The NICE (the National Centre for Health and Care Excellence), guided by the Tory government, has invested over £60 million in recent months to expand and improve access to mental health care for NHS patients. With waiting lists for specialist services over six months long in most catchment areas and demand perpetually growing, this investment has been desperately needed. The prime minister and even some royals have come out recently in support of these improvements, and encouraged the people to try them. Isn't that Nice?
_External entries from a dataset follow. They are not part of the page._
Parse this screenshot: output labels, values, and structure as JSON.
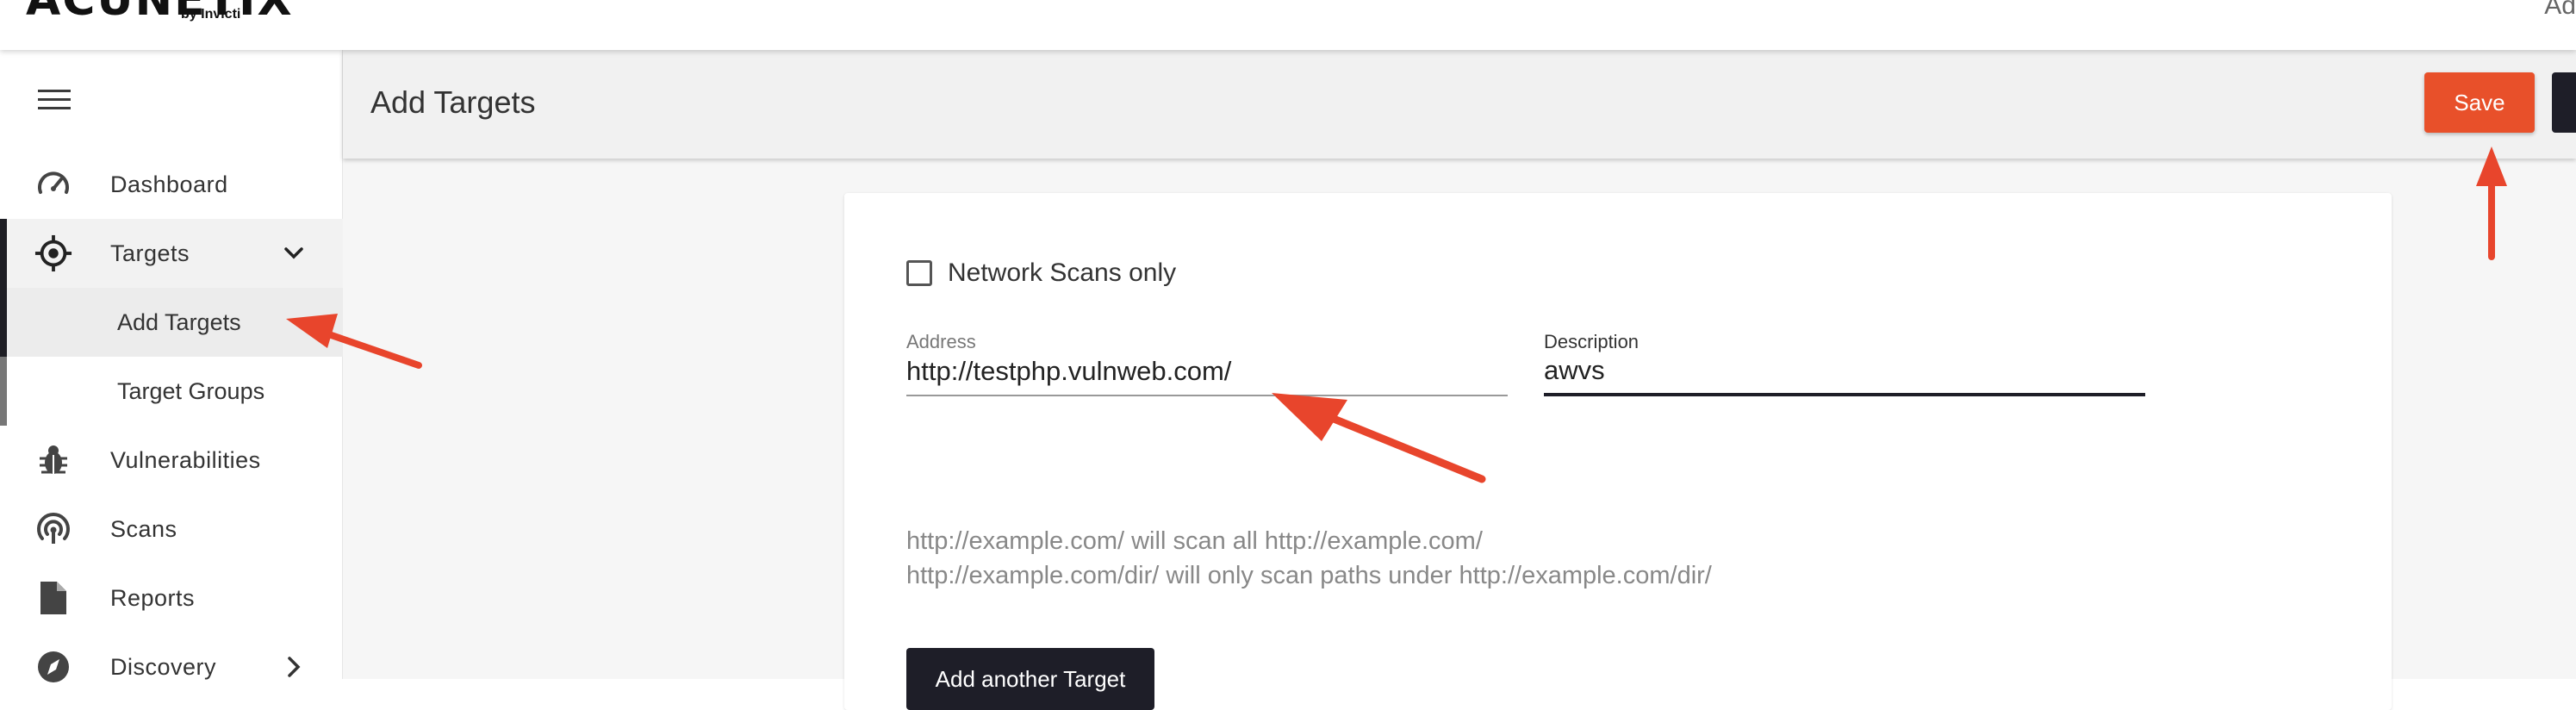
{
  "app": {
    "logo_text": "ACUNETIX",
    "logo_sub": "by Invicti",
    "top_right_text": "Ad"
  },
  "sidebar": {
    "items": [
      {
        "label": "Dashboard",
        "icon": "dashboard-gauge-icon"
      },
      {
        "label": "Targets",
        "icon": "target-crosshair-icon",
        "expanded": true
      },
      {
        "label": "Vulnerabilities",
        "icon": "bug-icon"
      },
      {
        "label": "Scans",
        "icon": "scans-radar-icon"
      },
      {
        "label": "Reports",
        "icon": "report-file-icon"
      },
      {
        "label": "Discovery",
        "icon": "compass-icon"
      }
    ],
    "subitems": [
      {
        "label": "Add Targets",
        "selected": true
      },
      {
        "label": "Target Groups"
      }
    ]
  },
  "header": {
    "title": "Add Targets",
    "save_label": "Save"
  },
  "form": {
    "network_scans_only_label": "Network Scans only",
    "network_scans_only_checked": false,
    "address_label": "Address",
    "address_value": "http://testphp.vulnweb.com/",
    "description_label": "Description",
    "description_value": "awvs",
    "hint_line1": "http://example.com/ will scan all http://example.com/",
    "hint_line2": "http://example.com/dir/ will only scan paths under http://example.com/dir/",
    "add_another_label": "Add another Target"
  },
  "colors": {
    "accent_orange": "#e8502a",
    "dark": "#1e1e28",
    "annotation_red": "#e8452c"
  }
}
Well, we say 'improve' and we say 'care' and we even say 'NHS patients' but let's not forget who and what we're dealing with. What that £60 million has actually gone toward, for the most part, is for-profit overseas online therapy companies and automated self-help programmes.

There's nothing quite like the Centre for Care Excellence posting ads on the tube to offer introductory discounts to an automated therapy website for NHS patients. It feels similar to getting 16.1 million  Google matches for the phrase 'I'm insignificant'--a number equivalent to the entire human population of Cambodia.

Indeed, what better way to tell people who are crippled by a profound feeling of worthlessness just how much they mean to you than to sell them a subscription to a one-size-fits-all self-paced mindfulness website? Or for an additional fee, you can send an instant message to a 'trained therapist' in a contact centre in Mumbai. Please select from one of the following options. Text '1' for general worthlessness. Text '2' for workplace-related feelings of inadequacy. Text '3' for family or money-related anxiety. Text '4' if you've overdosed on cough syrup and have outstanding taxes.

Discovering that, far from investing in mental health care in any meaningful way, the NHS has sold the masses out to a robotic psychic hotline feels like getting to the middle of a bridge, but instead of a Samaritans phone you find a turnstile to the edge that accepts contactless payment cards.